Did he actually say heart failure or a heart attack? There is some evidence from Japanese studies that statins actually contribute to congestive heart failure. There is a physiological mechanism why this might happen . Statins interfere in the same metabolic pathway in the liver that produces co enzyme Q10 as well as cholesterol. Co enzyme Q 10 is important in the process that converts food into energy and is crucial for good muscle function. Which is the most important muscle in our body?
I started suffering from AF in 1995 when I was in my late 40s. Apart from rate control with Sotalol and lots of periods of uncomfortable AF when stressed, I had no problems. Then having retired and at the age of 74, I was suddenly struck with an ischaemic stroke, something no doctor had warned me about. And all because I did not have something as simple and relatively harmless as apixaban, which I now have taken daily since 2020.
My advice to you would be to carefully weigh the health risks as apixaban is a very safe drug compared to very many others, and just because your AF is 'fixed' for the present, the episode when you don't even notice it, could be the one causing a stroke, particularly as you get older.
I just wish someone had advised me to take apixaban a few years ago, as although I am somewhat 'recovered' from the stroke, my life has been changed for ever. You do NOT want to go there!
From what I have been told and read, a single episode of AF is sufficient to confer the need for anticoagulation for life if the Chads score points to it. Also, I gather that no one truly knows the risk of thromboembolism in an individual case as the cause might be multifactorial, and include anatomical aspects of the atrial appendage, perhaps even, amazingly, the AF itself not being the cause.

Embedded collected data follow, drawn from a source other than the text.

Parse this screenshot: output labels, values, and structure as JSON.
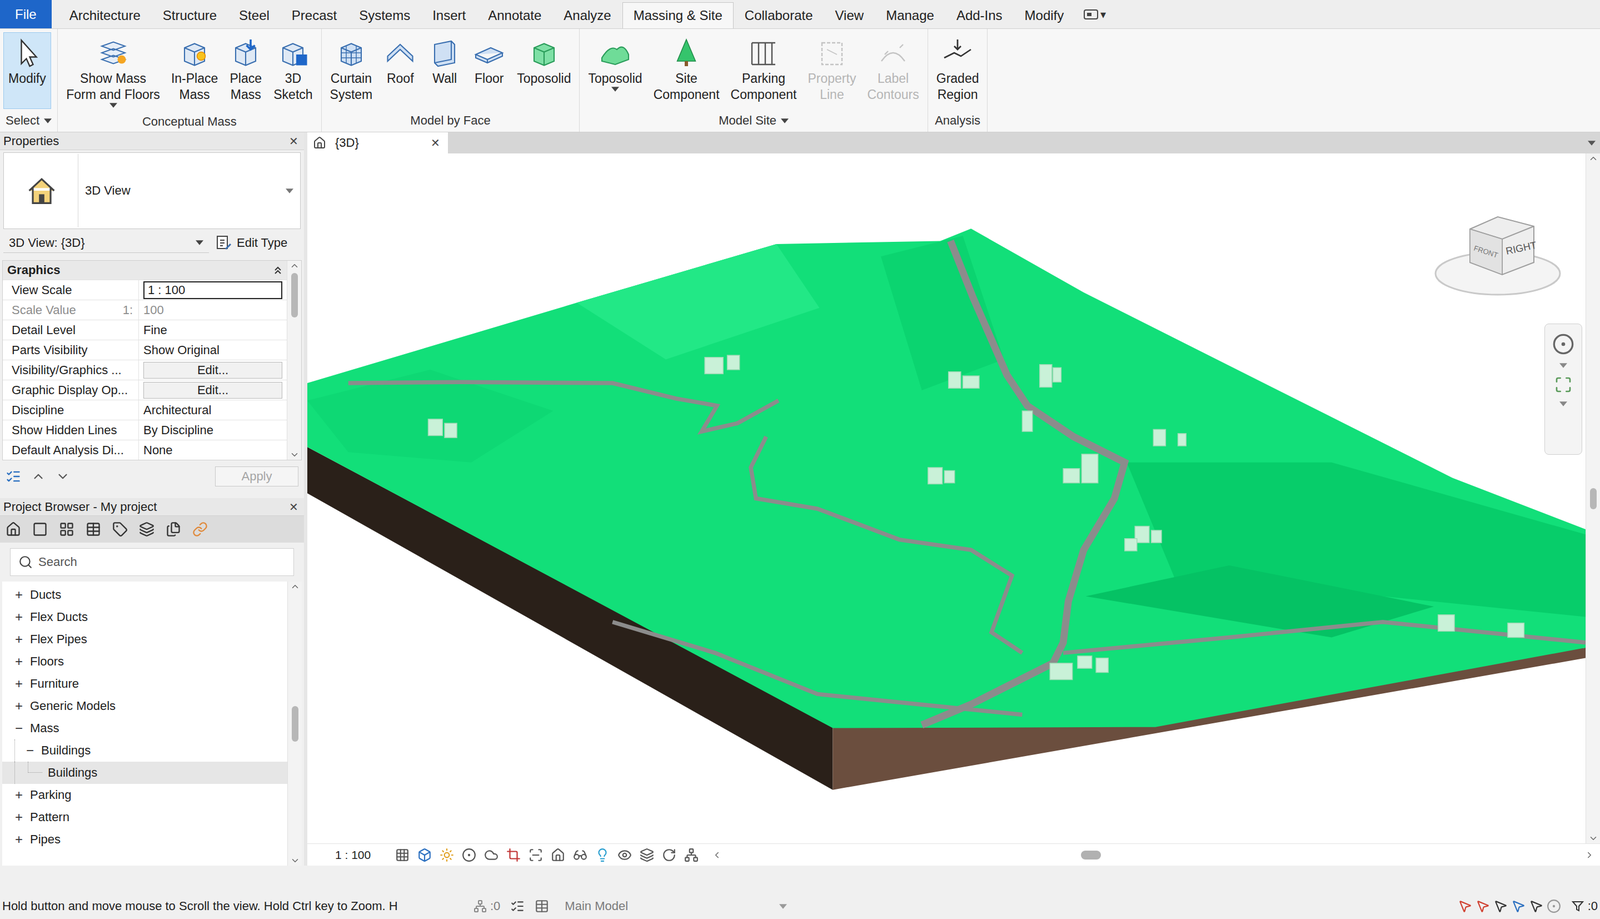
{
  "menu": {
    "tabs": [
      {
        "label": "File",
        "kind": "file",
        "selected": false
      },
      {
        "label": "Architecture",
        "kind": "tab",
        "selected": false
      },
      {
        "label": "Structure",
        "kind": "tab",
        "selected": false
      },
      {
        "label": "Steel",
        "kind": "tab",
        "selected": false
      },
      {
        "label": "Precast",
        "kind": "tab",
        "selected": false
      },
      {
        "label": "Systems",
        "kind": "tab",
        "selected": false
      },
      {
        "label": "Insert",
        "kind": "tab",
        "selected": false
      },
      {
        "label": "Annotate",
        "kind": "tab",
        "selected": false
      },
      {
        "label": "Analyze",
        "kind": "tab",
        "selected": false
      },
      {
        "label": "Massing & Site",
        "kind": "tab",
        "selected": true
      },
      {
        "label": "Collaborate",
        "kind": "tab",
        "selected": false
      },
      {
        "label": "View",
        "kind": "tab",
        "selected": false
      },
      {
        "label": "Manage",
        "kind": "tab",
        "selected": false
      },
      {
        "label": "Add-Ins",
        "kind": "tab",
        "selected": false
      },
      {
        "label": "Modify",
        "kind": "tab",
        "selected": false
      }
    ],
    "extra": "▾"
  },
  "ribbon": {
    "panels": [
      {
        "title": "Select",
        "dropdown": true,
        "buttons": [
          {
            "label": "Modify",
            "selected": true,
            "disabled": false,
            "dropdown": false
          }
        ]
      },
      {
        "title": "Conceptual Mass",
        "dropdown": false,
        "buttons": [
          {
            "label": "Show Mass\nForm and Floors",
            "selected": false,
            "disabled": false,
            "dropdown": true
          },
          {
            "label": "In-Place\nMass",
            "selected": false,
            "disabled": false,
            "dropdown": false
          },
          {
            "label": "Place\nMass",
            "selected": false,
            "disabled": false,
            "dropdown": false
          },
          {
            "label": "3D\nSketch",
            "selected": false,
            "disabled": false,
            "dropdown": false
          }
        ]
      },
      {
        "title": "Model by Face",
        "dropdown": false,
        "buttons": [
          {
            "label": "Curtain\nSystem",
            "selected": false,
            "disabled": false,
            "dropdown": false
          },
          {
            "label": "Roof",
            "selected": false,
            "disabled": false,
            "dropdown": false
          },
          {
            "label": "Wall",
            "selected": false,
            "disabled": false,
            "dropdown": false
          },
          {
            "label": "Floor",
            "selected": false,
            "disabled": false,
            "dropdown": false
          },
          {
            "label": "Toposolid",
            "selected": false,
            "disabled": false,
            "dropdown": false
          }
        ]
      },
      {
        "title": "Model Site",
        "dropdown": true,
        "buttons": [
          {
            "label": "Toposolid",
            "selected": false,
            "disabled": false,
            "dropdown": true
          },
          {
            "label": "Site\nComponent",
            "selected": false,
            "disabled": false,
            "dropdown": false
          },
          {
            "label": "Parking\nComponent",
            "selected": false,
            "disabled": false,
            "dropdown": false
          },
          {
            "label": "Property\nLine",
            "selected": false,
            "disabled": true,
            "dropdown": false
          },
          {
            "label": "Label\nContours",
            "selected": false,
            "disabled": true,
            "dropdown": false
          }
        ]
      },
      {
        "title": "Analysis",
        "dropdown": false,
        "buttons": [
          {
            "label": "Graded\nRegion",
            "selected": false,
            "disabled": false,
            "dropdown": false
          }
        ]
      }
    ]
  },
  "properties": {
    "title": "Properties",
    "close": "✕",
    "type": "3D View",
    "instance": "3D View: {3D}",
    "edit_type": "Edit Type",
    "group": "Graphics",
    "rows": [
      {
        "label": "View Scale",
        "suffix": "",
        "value": "1 : 100",
        "kind": "input"
      },
      {
        "label": "Scale Value",
        "suffix": "1:",
        "value": "100",
        "kind": "readonly"
      },
      {
        "label": "Detail Level",
        "suffix": "",
        "value": "Fine",
        "kind": "text"
      },
      {
        "label": "Parts Visibility",
        "suffix": "",
        "value": "Show Original",
        "kind": "text"
      },
      {
        "label": "Visibility/Graphics ...",
        "suffix": "",
        "value": "Edit...",
        "kind": "button"
      },
      {
        "label": "Graphic Display Op...",
        "suffix": "",
        "value": "Edit...",
        "kind": "button"
      },
      {
        "label": "Discipline",
        "suffix": "",
        "value": "Architectural",
        "kind": "text"
      },
      {
        "label": "Show Hidden Lines",
        "suffix": "",
        "value": "By Discipline",
        "kind": "text"
      },
      {
        "label": "Default Analysis Di...",
        "suffix": "",
        "value": "None",
        "kind": "text"
      }
    ],
    "apply": {
      "label": "Apply",
      "disabled": true
    }
  },
  "browser": {
    "title": "Project Browser - My project",
    "close": "✕",
    "search": {
      "placeholder": "Search"
    },
    "items": [
      {
        "label": "Ducts",
        "toggle": "+",
        "level": 0,
        "expanded": false,
        "selected": false
      },
      {
        "label": "Flex Ducts",
        "toggle": "+",
        "level": 0,
        "expanded": false,
        "selected": false
      },
      {
        "label": "Flex Pipes",
        "toggle": "+",
        "level": 0,
        "expanded": false,
        "selected": false
      },
      {
        "label": "Floors",
        "toggle": "+",
        "level": 0,
        "expanded": false,
        "selected": false
      },
      {
        "label": "Furniture",
        "toggle": "+",
        "level": 0,
        "expanded": false,
        "selected": false
      },
      {
        "label": "Generic Models",
        "toggle": "+",
        "level": 0,
        "expanded": false,
        "selected": false
      },
      {
        "label": "Mass",
        "toggle": "−",
        "level": 0,
        "expanded": true,
        "selected": false
      },
      {
        "label": "Buildings",
        "toggle": "−",
        "level": 1,
        "expanded": true,
        "selected": false
      },
      {
        "label": "Buildings",
        "toggle": "",
        "level": 2,
        "expanded": false,
        "selected": true
      },
      {
        "label": "Parking",
        "toggle": "+",
        "level": 0,
        "expanded": false,
        "selected": false
      },
      {
        "label": "Pattern",
        "toggle": "+",
        "level": 0,
        "expanded": false,
        "selected": false
      },
      {
        "label": "Pipes",
        "toggle": "+",
        "level": 0,
        "expanded": false,
        "selected": false
      }
    ]
  },
  "view": {
    "tab": {
      "label": "{3D}",
      "close": "✕",
      "selected": true
    },
    "scale": "1 : 100",
    "viewcube": {
      "front": "FRONT",
      "right": "RIGHT"
    }
  },
  "status_bar": {
    "message": "Hold button and move mouse to Scroll the view. Hold Ctrl key to Zoom. H",
    "worksets": ":0",
    "model": "Main Model",
    "filter": ":0"
  }
}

There is plenty online, especially Google Scholar about this. It's unfortunate to have to take such a profound (and expensive!) drug, but that seems to be the reality.
I will be the same once I reach 65, consultant said anticoagulants at 65, age and female are the 2 rise factors I believe. Better than a stroke, although I will be disappointed when the time comes.
I have been taking warfarin since 2009. It's no big deal. Don't understand what there is to be disappointed about in taking a pill that can prevent a possible lethal event.